A BABY NURSE (FOR A YEAR)
Moms, listen up. I’ve heard it all: Baby nurses are a racket, it’s three hundred dollars per day, etc. But let me tell you something: It’s an investment in your beauty sleep. It’s hard enough having a newborn and recovering from your elective C-section. But if you have the proper nurse on hand, she can worry about sleep training while yo
u heal! It’s a no-brainer, really. Be sure when you interview nurses to avoid ones on the hefty side. One mother I knew woke up at 10 A.M. and went into the nursery to find her newborn screaming in his crib with the baby nurse dead on the floor from a heart attack! Her little ticker had stopped tocking and couldn’t support her load. So my friend had to start interviewing new nurses and was alone with her baby! So I say, trust trim. If they can’t control their waistlines, how can they control your child?
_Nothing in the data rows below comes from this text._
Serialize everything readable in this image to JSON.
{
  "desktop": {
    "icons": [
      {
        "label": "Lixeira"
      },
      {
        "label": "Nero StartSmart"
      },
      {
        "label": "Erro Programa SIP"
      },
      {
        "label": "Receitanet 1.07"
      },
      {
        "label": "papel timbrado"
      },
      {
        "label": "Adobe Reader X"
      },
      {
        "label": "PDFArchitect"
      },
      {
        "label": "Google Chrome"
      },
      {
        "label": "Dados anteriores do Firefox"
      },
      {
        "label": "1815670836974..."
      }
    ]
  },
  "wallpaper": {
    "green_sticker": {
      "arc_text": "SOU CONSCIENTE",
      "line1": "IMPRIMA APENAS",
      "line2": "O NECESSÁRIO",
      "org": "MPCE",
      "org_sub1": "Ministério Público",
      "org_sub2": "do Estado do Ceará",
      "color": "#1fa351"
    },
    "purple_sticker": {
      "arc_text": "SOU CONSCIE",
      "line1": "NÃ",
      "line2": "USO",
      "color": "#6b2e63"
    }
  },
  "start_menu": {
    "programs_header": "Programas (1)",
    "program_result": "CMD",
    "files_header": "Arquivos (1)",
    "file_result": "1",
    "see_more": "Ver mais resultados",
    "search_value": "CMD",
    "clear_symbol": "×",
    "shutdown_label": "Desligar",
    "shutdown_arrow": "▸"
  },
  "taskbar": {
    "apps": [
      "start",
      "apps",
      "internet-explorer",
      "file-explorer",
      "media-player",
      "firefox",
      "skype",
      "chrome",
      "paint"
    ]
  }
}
KIBU THE JAPANESE DOG WALKER
If you’re a dog lover like I am, you need Kibu. And by dog lover, I do not mean adopting some mutt at the shelter. We were on the wait-list for seven years for a Cavalier King Charles spaniel from those famous lesbian breeders in Minnesota, and, let me tell you, it was worth every second. Farnsworth is a delight (it’s a family name), and I wouldn’t trust anyone to care for him other than Kibu. The famed dog walker of the Upper East Side may look interesting with his long straight hair reaching his backside, and his head-to-toe Rick Owens postapocalyptic leather outfits are a bit on the eccentric side, and he may charge two hundred dollars per day per dog, but he’s a gem. You have to be on your best behavior when he comes over to interview you. Offer him drinks and chef-made hot hors d’oeuvres (he loves caviar) and he will interrogate you—I mean, question you—about your dog. If he accepts you, you’ve hit the dog owner lottery—you must thank him with a gift. He loves Vuitton or Goyard messenger satchels! He will then commence duties with your dog’s doodies! I can be so clever sometimes! Each week, he will give you a laminated Microsoft Excel spreadsheet with a complete fecal and behavior report, which we keep in a T. Anthony binder in the front hall. If I were dyslexic, I’d say “I thank dog for Kibu!” There I go again, being funny!